The first part, which I think will be memorable to many of us who saw it, was a demonstration on how Chiara does a close reading of an image. This was an example of stable mass psychology, and in particular of a fascist one, where the creation of the mass depends on the identification with the leader. In this case, we had a picture of Trump with his doofus Make America Great Again red baseball cap. Chiara first took on the slogan, breaking down the different components: nostalgia for a greatness that never was, the call to action in the command to “make.” The part that took me by surprise was her reading of the cap itself as a coach. That is right, Trump is the life coach in chief. The image is calculated to give the image of today’s boss leader as a coach – and this positions him as both a typical authoritarian in a hierarchy yet also part of the team, wearing the same hat that you wear, calling you to wear your colors and be part of the team. A coach of the corporation that will feed you, he presents himself as a bit mommy and a bit daddy — very different from fascist leader of the past who fed on archaic fantasies of protection from an unachievable, all powerful father.

Instead of taking such stable, boundary fixed example of mass, Chiara proposes to begin with movement itself. Human beings, she argues, since their first arrival on earth, have constantly been migrating: the homo sapiens is a homo migrans. This leads Chiara to showing the impressively global migratory patterns of homo sapiens across the earth in the very early stages of humanity. “At the beginning was the momevent”: The group of humankind is a moving group, in motion. What work then would it do for us to begin by reconceiving the group as a group in movement?

This led to a discussion of the modern refugee, their constant attempt to resist identification, by traveling without documents or even by burning their finger prints. The latter is a very diffuse procedure in the mediterranean, because the EU regulations impose to migrants to remain in their first state of arrival, often Italy or Greece, and thsu preventing them to reach richer countries and more desirable locations for the refugee in search of better conditions like Germany or elsewhere. This gesture can lead us to further think of the group without identification or identity as this unassimilated mass – as I commented in reply to Robert S. earlier. It also indicates the high stakes of identity and literally what is at stake in burning off identity.

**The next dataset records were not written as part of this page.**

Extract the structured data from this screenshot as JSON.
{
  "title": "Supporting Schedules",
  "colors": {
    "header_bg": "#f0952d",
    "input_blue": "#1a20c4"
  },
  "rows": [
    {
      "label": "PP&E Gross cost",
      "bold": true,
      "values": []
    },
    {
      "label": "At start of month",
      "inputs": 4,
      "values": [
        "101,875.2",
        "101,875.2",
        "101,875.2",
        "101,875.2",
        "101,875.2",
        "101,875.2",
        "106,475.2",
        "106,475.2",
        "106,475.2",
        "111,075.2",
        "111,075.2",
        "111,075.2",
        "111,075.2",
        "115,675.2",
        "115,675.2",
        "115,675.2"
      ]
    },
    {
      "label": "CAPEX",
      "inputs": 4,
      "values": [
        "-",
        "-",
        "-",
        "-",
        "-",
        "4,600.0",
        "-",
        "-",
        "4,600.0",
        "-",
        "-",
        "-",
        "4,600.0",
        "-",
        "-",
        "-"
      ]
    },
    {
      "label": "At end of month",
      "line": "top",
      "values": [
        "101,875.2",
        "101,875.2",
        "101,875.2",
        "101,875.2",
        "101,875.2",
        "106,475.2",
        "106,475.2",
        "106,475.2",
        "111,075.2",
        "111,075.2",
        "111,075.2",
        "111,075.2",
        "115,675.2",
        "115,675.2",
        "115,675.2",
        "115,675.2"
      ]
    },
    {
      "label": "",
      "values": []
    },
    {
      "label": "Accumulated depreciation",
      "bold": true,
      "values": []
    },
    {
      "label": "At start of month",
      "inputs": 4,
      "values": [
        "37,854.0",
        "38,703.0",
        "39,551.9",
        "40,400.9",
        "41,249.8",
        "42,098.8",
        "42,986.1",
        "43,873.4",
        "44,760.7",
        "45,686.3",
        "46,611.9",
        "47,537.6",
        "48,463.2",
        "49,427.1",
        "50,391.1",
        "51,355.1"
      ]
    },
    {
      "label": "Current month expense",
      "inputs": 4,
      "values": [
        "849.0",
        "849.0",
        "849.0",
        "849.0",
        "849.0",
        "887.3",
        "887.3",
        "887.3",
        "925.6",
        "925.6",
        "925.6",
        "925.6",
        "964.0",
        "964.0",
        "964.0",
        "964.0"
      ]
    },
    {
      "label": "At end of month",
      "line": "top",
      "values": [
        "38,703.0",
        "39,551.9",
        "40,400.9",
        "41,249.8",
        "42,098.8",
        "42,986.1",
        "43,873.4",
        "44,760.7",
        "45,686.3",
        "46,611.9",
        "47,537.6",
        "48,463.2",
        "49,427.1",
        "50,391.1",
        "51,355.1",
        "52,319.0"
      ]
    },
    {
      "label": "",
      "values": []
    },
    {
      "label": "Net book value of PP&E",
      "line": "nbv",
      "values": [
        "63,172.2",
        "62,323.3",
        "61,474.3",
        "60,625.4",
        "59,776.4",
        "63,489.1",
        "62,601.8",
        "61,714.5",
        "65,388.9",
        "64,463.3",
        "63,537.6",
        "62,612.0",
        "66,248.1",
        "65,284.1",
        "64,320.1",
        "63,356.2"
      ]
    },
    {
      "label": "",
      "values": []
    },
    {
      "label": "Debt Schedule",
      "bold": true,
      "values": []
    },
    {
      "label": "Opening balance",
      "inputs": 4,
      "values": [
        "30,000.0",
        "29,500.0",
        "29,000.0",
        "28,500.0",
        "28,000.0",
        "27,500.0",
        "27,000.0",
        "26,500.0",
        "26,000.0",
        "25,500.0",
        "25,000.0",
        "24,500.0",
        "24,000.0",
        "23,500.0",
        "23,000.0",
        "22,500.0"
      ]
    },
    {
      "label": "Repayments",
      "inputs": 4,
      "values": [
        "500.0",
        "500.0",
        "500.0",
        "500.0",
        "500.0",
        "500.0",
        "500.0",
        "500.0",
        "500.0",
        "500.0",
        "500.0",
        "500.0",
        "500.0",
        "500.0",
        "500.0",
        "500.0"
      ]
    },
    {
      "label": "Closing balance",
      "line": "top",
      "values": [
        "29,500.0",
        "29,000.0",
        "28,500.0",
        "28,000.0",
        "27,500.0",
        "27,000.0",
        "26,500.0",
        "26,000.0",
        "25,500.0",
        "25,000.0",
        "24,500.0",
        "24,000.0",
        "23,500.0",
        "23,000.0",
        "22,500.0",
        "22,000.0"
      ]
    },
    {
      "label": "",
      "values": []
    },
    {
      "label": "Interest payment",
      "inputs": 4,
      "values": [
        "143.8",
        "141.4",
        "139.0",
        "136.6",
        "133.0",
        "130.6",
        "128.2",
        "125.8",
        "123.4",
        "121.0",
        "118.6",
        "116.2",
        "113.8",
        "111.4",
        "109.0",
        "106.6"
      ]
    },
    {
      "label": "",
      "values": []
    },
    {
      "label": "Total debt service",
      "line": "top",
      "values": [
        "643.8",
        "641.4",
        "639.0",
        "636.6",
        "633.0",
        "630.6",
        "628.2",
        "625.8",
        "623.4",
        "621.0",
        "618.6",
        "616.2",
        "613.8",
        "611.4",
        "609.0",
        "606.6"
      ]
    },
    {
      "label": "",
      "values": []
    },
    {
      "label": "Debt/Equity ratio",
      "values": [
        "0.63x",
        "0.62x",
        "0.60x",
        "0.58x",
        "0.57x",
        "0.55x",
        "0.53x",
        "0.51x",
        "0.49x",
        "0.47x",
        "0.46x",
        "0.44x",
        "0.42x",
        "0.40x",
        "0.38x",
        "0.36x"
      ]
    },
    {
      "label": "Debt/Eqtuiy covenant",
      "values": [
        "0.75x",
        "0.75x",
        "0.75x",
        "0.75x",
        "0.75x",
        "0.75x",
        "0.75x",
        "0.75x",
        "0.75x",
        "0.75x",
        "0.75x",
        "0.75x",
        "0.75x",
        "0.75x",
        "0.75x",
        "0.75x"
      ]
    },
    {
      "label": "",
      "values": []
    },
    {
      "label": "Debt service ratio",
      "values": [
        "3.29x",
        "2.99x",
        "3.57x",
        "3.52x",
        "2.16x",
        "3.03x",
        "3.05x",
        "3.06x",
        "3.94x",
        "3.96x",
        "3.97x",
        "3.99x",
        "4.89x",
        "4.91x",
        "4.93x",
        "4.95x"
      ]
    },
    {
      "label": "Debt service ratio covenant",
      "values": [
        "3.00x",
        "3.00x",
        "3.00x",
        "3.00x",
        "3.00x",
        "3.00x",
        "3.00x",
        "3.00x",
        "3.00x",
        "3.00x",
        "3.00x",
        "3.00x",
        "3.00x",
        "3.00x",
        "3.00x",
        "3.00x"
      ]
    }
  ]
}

Next Chiara thrilled us with a bit of Spinoza which later caused paroxysms of rhetorical feedback by Luce DeLire who probed her reading of the Trans-human in Spinoza – you will find this in the discussion – including Judith Butler’s reply to Luce on Spinoza. Suffice it to say that Chiara was gentle on those who get scared when philosophy is spoken and she illustrated the trans-human by way of simple imagery showing that the human is always in process of being made via breath, food, intake and outake – the human as trans-human. Yet it is not at all clear how we might utterly rethink our sense of relation to group and mass by way of this image of the trans-human. Again, Chiara’s work is filled with illustrations of images such that the images take the lead.